Я отложил камень, подошёл к углу. Там лежала свёрнутая дерюга, поверх — старая ряднина. Прикрыто. Я сдвинул тряпьё ногой. Доски серые, в щелях, одна ходила ходуном.
— Радим ещё жив?
— Нет. Через месяц помер, после Веселины. Удавился во сне.
— Иди, Истома. Возвращайся к утру. И кто бы ни пришёл ночью — не открывай. Даже дочери. Запомнил?
Истома кивнул. Дверь толкнул плечом и выбежал наружу, забежал к соседям.
Я подошёл, закрыл створку. Петли скрипнули. Накинул крючок — железо лязгнуло, вошло в петлю. Повернулся к горнице.
Тихо. Печь дышала жаром. Тени от углей дрожали на стенах. Я прошёлся по избе — медленно, от порога к лежанке, от лежанки к столу. Половицы скрипели под сапогами. В углах — темнота густая, непроглядная. Под потолком качнулась паутина. За печью что-то шуршало — мышь.
Остановился у лежанки. Овчина сбита, смята. На ней — вмятина от тела младенца. Рядом, на полу, — капля воска с оплывшей свечи. Я наклонился, потрогал. Холодная.

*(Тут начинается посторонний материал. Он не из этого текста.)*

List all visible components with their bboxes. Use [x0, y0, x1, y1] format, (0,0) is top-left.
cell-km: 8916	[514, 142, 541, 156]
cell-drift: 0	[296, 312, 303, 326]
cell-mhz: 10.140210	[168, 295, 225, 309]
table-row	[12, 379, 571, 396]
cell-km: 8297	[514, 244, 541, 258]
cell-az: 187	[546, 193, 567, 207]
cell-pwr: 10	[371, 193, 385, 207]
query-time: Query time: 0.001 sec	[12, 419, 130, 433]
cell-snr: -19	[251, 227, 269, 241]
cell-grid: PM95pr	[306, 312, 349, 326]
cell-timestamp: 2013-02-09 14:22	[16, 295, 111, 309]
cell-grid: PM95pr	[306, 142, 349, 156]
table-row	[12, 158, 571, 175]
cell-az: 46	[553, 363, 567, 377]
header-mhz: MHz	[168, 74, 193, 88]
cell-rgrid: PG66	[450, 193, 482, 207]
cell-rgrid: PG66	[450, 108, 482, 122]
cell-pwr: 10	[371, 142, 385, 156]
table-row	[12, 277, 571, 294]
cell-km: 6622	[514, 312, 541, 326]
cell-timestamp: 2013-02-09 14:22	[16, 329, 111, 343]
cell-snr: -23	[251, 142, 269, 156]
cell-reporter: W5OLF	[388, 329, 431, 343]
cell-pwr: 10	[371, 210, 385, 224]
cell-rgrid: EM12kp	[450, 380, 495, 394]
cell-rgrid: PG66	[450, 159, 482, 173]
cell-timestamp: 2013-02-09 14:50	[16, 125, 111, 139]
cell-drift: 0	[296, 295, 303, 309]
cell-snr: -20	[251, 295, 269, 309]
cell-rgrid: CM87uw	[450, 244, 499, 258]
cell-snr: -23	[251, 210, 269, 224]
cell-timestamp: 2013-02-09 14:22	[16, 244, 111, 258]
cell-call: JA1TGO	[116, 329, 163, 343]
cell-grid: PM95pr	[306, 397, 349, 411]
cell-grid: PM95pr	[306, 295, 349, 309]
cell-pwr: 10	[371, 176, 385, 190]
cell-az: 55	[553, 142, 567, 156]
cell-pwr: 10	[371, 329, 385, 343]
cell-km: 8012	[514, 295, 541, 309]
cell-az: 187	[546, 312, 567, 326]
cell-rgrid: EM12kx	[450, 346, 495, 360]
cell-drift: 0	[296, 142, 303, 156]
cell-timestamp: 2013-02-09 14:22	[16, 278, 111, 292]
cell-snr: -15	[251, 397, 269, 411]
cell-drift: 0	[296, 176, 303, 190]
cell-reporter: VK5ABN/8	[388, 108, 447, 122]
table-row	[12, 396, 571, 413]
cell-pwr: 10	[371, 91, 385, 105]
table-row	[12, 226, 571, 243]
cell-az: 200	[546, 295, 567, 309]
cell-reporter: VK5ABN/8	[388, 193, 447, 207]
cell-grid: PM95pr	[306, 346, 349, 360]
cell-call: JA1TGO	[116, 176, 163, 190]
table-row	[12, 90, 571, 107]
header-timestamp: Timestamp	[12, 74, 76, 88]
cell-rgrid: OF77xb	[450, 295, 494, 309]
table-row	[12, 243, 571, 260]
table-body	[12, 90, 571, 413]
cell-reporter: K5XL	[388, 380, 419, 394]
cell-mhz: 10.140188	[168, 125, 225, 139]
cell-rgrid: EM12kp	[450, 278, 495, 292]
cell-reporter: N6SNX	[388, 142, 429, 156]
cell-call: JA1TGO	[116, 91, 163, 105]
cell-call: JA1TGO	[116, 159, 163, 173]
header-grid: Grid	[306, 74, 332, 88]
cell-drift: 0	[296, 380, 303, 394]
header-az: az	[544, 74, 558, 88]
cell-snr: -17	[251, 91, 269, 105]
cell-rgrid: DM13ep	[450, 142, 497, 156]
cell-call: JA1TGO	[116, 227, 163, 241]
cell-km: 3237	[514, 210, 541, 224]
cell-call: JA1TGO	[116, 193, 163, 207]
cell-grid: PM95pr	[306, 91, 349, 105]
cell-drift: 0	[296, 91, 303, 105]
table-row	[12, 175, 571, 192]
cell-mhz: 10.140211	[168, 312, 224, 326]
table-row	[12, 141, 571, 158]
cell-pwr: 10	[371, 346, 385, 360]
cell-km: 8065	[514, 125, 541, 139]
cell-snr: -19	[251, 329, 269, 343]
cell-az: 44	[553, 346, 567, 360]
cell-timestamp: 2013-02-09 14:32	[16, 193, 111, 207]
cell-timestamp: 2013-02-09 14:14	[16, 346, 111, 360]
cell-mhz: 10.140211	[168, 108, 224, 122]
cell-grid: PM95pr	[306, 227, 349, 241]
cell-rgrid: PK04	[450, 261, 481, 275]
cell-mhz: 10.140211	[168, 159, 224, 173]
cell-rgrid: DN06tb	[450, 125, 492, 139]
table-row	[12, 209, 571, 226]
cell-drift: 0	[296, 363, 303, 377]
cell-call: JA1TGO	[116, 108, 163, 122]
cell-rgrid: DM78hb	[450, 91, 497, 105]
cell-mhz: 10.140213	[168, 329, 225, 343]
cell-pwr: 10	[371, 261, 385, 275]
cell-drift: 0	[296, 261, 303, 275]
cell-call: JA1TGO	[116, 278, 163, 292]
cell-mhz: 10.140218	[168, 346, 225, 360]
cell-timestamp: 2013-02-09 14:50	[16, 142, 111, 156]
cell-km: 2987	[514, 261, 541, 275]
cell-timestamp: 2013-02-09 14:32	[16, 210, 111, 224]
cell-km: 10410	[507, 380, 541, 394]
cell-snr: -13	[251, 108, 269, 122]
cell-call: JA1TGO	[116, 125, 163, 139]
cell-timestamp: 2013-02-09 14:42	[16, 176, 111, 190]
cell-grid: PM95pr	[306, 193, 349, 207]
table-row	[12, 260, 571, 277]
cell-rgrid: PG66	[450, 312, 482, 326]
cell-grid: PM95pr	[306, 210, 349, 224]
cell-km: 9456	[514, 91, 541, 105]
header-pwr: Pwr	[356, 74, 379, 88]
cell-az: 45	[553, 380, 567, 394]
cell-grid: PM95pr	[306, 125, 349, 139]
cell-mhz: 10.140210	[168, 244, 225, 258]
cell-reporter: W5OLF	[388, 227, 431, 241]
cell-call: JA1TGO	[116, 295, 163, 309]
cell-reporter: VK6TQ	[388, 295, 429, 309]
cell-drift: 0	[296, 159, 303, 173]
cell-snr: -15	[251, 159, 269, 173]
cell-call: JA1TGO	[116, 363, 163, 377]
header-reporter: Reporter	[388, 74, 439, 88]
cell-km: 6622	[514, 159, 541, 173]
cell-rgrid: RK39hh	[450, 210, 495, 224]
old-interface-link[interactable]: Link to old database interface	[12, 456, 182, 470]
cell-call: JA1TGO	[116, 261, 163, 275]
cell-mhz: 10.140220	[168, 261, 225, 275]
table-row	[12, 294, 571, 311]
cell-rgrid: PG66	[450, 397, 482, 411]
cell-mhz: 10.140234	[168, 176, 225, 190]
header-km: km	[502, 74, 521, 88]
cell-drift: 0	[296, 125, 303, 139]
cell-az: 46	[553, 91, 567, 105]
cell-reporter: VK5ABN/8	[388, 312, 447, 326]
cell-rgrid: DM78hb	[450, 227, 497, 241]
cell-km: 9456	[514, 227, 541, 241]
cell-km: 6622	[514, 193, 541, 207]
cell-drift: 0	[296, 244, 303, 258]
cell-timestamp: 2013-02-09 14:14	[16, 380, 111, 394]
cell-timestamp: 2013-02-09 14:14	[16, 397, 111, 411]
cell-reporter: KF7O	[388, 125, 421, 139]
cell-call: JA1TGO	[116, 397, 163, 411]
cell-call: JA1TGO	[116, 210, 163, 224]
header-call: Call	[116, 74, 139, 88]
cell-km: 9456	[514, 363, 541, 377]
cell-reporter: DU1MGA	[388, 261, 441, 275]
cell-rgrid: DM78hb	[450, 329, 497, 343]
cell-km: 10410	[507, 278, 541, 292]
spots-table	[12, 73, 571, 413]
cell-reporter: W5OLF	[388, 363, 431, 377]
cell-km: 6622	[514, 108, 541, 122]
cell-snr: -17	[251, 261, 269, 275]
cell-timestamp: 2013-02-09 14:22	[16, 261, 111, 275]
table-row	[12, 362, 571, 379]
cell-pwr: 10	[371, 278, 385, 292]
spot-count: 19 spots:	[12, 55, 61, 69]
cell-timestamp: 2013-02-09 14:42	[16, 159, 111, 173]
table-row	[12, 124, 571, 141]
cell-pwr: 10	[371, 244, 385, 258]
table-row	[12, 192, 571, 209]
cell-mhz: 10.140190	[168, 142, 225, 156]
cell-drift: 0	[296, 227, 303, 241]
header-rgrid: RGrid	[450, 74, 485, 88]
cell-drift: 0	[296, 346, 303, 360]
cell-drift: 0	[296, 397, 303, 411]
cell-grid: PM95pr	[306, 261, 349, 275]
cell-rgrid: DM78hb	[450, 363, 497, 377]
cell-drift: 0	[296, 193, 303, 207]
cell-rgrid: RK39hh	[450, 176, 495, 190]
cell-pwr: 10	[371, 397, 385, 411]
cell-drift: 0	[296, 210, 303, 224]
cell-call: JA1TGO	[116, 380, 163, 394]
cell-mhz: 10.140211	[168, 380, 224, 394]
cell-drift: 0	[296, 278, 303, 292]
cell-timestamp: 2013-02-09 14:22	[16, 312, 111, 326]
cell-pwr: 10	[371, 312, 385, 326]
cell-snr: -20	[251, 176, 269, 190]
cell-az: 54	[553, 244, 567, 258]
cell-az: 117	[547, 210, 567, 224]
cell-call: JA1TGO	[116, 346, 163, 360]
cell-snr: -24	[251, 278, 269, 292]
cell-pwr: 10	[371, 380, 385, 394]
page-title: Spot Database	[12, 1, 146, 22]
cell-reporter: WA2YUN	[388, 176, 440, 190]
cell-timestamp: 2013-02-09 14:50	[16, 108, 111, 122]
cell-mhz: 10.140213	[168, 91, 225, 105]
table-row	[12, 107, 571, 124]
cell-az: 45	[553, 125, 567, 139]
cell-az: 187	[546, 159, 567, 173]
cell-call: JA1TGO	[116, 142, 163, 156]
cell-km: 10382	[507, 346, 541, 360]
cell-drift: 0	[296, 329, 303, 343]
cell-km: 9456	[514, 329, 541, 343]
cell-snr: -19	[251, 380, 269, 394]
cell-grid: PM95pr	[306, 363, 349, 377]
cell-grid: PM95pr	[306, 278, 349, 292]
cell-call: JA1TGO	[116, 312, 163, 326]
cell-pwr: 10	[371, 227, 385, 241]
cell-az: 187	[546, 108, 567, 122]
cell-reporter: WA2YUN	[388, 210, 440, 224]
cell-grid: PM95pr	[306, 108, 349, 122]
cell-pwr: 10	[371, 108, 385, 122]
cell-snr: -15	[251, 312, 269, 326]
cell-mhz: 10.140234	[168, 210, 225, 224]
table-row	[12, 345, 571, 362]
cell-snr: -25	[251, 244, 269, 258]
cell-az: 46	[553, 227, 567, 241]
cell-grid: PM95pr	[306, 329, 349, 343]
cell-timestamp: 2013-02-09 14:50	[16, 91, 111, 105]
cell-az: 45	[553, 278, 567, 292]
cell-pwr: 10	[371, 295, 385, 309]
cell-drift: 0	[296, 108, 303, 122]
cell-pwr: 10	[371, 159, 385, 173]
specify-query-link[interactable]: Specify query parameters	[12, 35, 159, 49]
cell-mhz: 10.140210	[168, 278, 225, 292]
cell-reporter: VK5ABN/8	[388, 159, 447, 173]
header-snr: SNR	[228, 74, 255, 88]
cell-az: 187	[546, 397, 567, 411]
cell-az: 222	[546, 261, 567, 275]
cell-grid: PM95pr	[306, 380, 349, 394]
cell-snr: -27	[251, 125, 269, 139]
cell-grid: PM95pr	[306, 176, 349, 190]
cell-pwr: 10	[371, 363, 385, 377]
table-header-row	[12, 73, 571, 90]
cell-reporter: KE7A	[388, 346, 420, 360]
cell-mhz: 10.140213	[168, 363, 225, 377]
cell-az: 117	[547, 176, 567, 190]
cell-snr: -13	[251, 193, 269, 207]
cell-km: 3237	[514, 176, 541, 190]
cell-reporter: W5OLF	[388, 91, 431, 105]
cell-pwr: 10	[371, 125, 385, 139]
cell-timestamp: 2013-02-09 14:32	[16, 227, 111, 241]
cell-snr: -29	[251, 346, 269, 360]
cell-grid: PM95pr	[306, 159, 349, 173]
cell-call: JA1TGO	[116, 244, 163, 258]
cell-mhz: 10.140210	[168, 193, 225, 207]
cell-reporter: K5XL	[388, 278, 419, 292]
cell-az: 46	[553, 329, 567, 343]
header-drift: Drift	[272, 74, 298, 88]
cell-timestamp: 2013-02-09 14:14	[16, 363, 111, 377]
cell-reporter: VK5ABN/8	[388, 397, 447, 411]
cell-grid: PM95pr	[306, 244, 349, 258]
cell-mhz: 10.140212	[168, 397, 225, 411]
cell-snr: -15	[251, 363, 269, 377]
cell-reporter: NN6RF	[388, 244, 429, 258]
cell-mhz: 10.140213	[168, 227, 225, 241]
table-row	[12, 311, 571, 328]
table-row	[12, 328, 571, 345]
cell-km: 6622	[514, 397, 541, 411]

Я присел на корточки. Доска ходила ходуном — поддел ногтем, потянул. Отошла с сухим треском. Под ней земля, утоптанная, вперемешку с трухой. Пальцы загребли глубже — наткнулись на тряпку.
Вытащил. Развернул.
Тряпица ветхая, вылинявшая. Когда-то белая, теперь серая, с бурыми пятнами. Края обтрепались, нитки торчали. Внутри — кольцо.
Простое. Стальное. Кованое вручную — ободок неровный, местами тоньше, местами толще. В одном месте кривизна, будто молот сорвался. Без камня, без насечки. Только царапины — глубокие, старые.

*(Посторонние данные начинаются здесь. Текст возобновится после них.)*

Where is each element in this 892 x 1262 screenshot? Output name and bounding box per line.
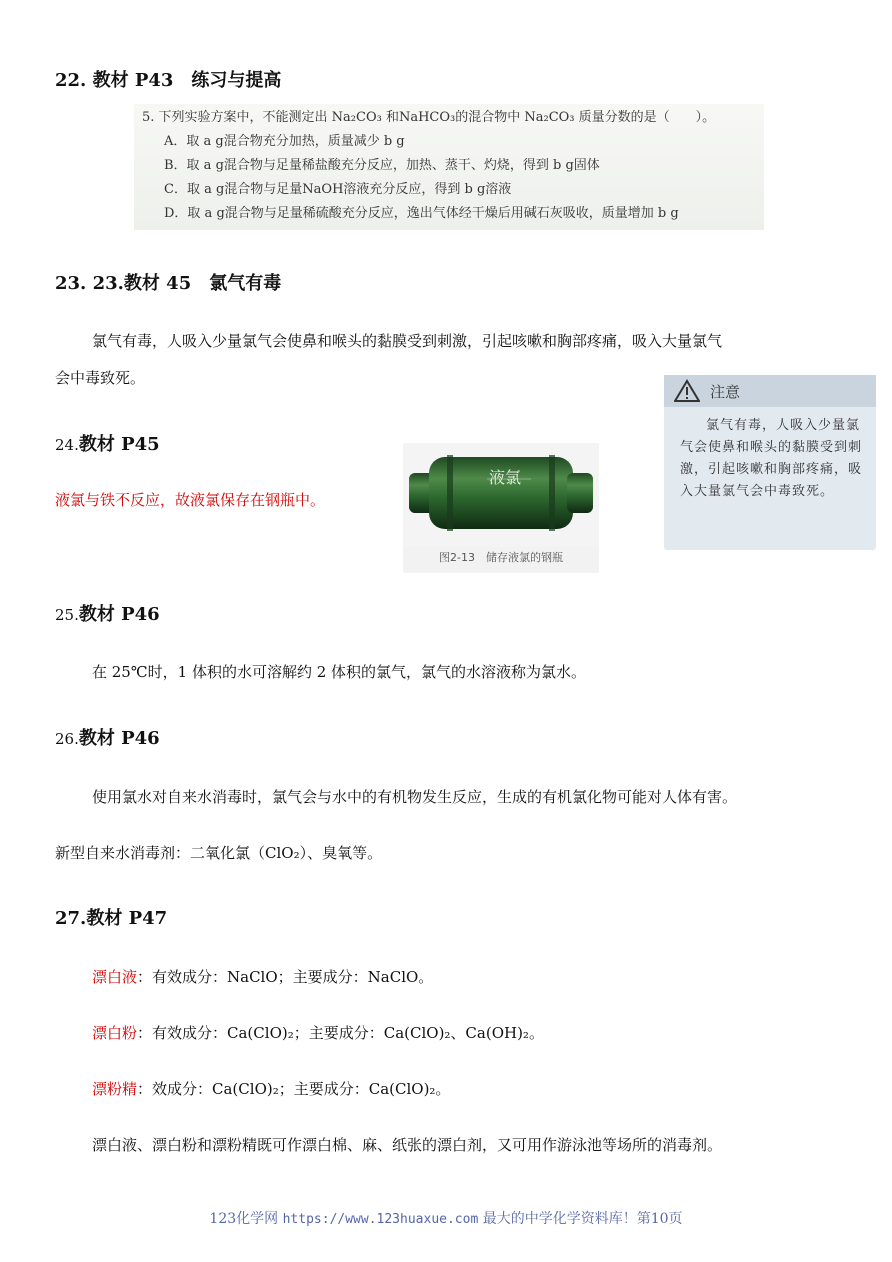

Я сел за стол. Положил кольцо перед собой. Оно легло на столешницу, тусклое, почти чёрное в красном свете углей.
Тронул пальцем. Кольцо покатилось — вправо, влево. Остановилось. Я снова толкнул. Сталь стукнула о дерево — тихо, глухо. Ещё раз. Катал его по кругу, слушал, как оно шуршит по щербатой доске.
— Из-за такой мелочи... — пальцы тронули щетину на подбородке. Кололо. — Что в этой вещице такого, что человек себя топит? Убивает того, кого любила. Мучает ребёнка. Оно даже не золотое. Как можно вкладывать так много в вещь, в безделушку, целую жизнь?
Я подкинул кольцо в ладони. Поймал. Поднёс к губам, коснулся языком. Холодное. Вкус железа, старое, застарелое, как кровь на монете.
— Ответишь мне сама?
Я поднял глаза. Дальний угол почернел. Тень там стояла плотная, гуще ночи. Перекрыла полдома — от половиц до потолка. Голова большая, как бочка, под самые балки. Руки тонкие, длинные, свисали вниз. Пальцы касались пола — белые, костяные, без ногтей. Больше ничего не видать.
Голова чуть двинулась. Вбок. Медленно, как сова.
Из трещины в столе что-то шевельнулось. Я убрал руку.
Червь. Дождевой. Вылез из щели — бледный, скользкий. Тянулся вслепую, сокращался, удлинялся. За ним — второй. Третий. Зашевелились, заклубились, сплетаясь в узел.
Один упал на плечо. Я скосил глаз. Он полз по кафтану — белый, с розовым отливом, членики сжимались и разжимались. Мокрый след тянулся за ним.